Here's a rather more interesting video of a sea snake I came across whilst looking for informative links:
- Sharks are about as afraid of sea snakes as I am, but I may be just a little bit less afraid than that Tiger Shark.
- I don't ever want to swim wherever that weird stick/cage combo thing was.
- Hammerhead sharks really do hammer with their heads. They remind me of short hair drunken frat boys that talk too loud and too close.
- That last shark is going to have a tummy ache.
Moving on from sea snakes and sharks...I am reeling from returning from a quick surf trip to Nicaragua that once again exposed Northern New England as a cruel and unfriendly host.

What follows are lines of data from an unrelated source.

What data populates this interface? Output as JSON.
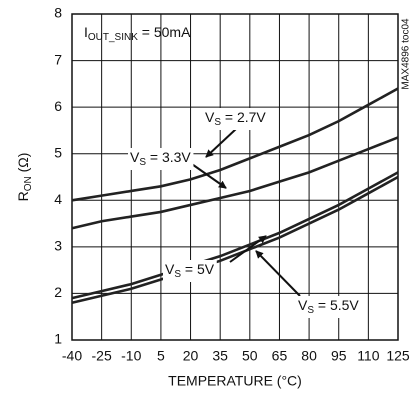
{
  "chart_data": {
    "type": "line",
    "annotation": {
      "main": "I",
      "sub": "OUT_SINK",
      "rest": " = 50mA"
    },
    "side_note": "MAX4896 toc04",
    "xlabel": "TEMPERATURE (°C)",
    "ylabel": {
      "main": "R",
      "sub": "ON",
      "rest": " (Ω)"
    },
    "x": [
      -40,
      -25,
      -10,
      5,
      20,
      35,
      50,
      65,
      80,
      95,
      110,
      125
    ],
    "xlim": [
      -40,
      125
    ],
    "xticks": [
      -40,
      -25,
      -10,
      5,
      20,
      35,
      50,
      65,
      80,
      95,
      110,
      125
    ],
    "ylim": [
      1,
      8
    ],
    "yticks": [
      1,
      2,
      3,
      4,
      5,
      6,
      7,
      8
    ],
    "grid": true,
    "series": [
      {
        "name": {
          "main": "V",
          "sub": "S",
          "rest": " = 2.7V"
        },
        "color": "#222222",
        "values": [
          4.0,
          4.1,
          4.2,
          4.3,
          4.45,
          4.65,
          4.9,
          5.15,
          5.4,
          5.7,
          6.05,
          6.4
        ]
      },
      {
        "name": {
          "main": "V",
          "sub": "S",
          "rest": " = 3.3V"
        },
        "color": "#222222",
        "values": [
          3.4,
          3.55,
          3.65,
          3.75,
          3.9,
          4.05,
          4.2,
          4.4,
          4.6,
          4.85,
          5.1,
          5.35
        ]
      },
      {
        "name": {
          "main": "V",
          "sub": "S",
          "rest": " = 5V"
        },
        "color": "#222222",
        "values": [
          1.9,
          2.05,
          2.2,
          2.4,
          2.6,
          2.8,
          3.05,
          3.3,
          3.6,
          3.9,
          4.25,
          4.6
        ]
      },
      {
        "name": {
          "main": "V",
          "sub": "S",
          "rest": " = 5.5V"
        },
        "color": "#222222",
        "values": [
          1.8,
          1.95,
          2.1,
          2.3,
          2.5,
          2.7,
          2.95,
          3.2,
          3.5,
          3.8,
          4.15,
          4.5
        ]
      }
    ]
  }
}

I am being deeply creased by the post vacation blues and decided I would use the machine that knows everything to give me some advice on how to get over a great vacation - other than selling everything and running away to a tropical paradise. I came across this unhelpful list:
Basically the tips are:
- Recognize the symptoms! Um, its fucking cold and snowy and rainy here and I'm depressed as hell that I left a tropical paradise with excellent surf and no cares or worries to come home and do my taxes. Is that a fucking symptom?
- Expect to feel deflated after a great vacation! OK, I'm deflated. I'm deflated like a turtle that just ate a deflated mylar balloon thinking it was a jelly fish and realizes its going to die a slow painful death, what now?
- Realize your vacation doesn't end here. They say to make a scrapbook and follow up on what you liked about your vacation. I liked the warm air and excellent surf. Pretty sure my vacation ended when I landed in Boston.
- Use your vacation to make small changes in your life. Such as use less stuff like the internet, TV, change your appearance...OK, I'll admit I did that. NOT, thats partly why I am so depressed. Once you get to a certain age your life is like a hairshirt. I suppose you can sew some neat trim on the sleeves but its still a hairshirt.
- Share your experiences with friends and family. Jesus Christ! The last thing my friends want to hear about why I am so dashingly tanned is that its because I had such a great time getting the fuck out of here to somewhere warm and nice while they were here shoveling snow and freezing their asses off. Are we done yet?
- Take care of yourself Exercise, eat well, sleep well. Drown your sorrows in the same kind of tropical drink that tasted so fucking good in Nicaragua? Check. Done.
- Stay Connected with the world of travel and plan your next vacation I combined the last two because this list is so stupid (and by the way it is now sleeting sideways outside and it just thunder and lighteninged). This is the only thing on the whole list that makes sense. Plan your next trip. Plan your fucking escape.
Well the internet gives and it takes away. It gave us that great shark video and a stupid fucking list. Each took about the same time out of my life (and yours?). So go plan a vacation to put some sunshine on that turd. I need to go pay bills and do my taxes.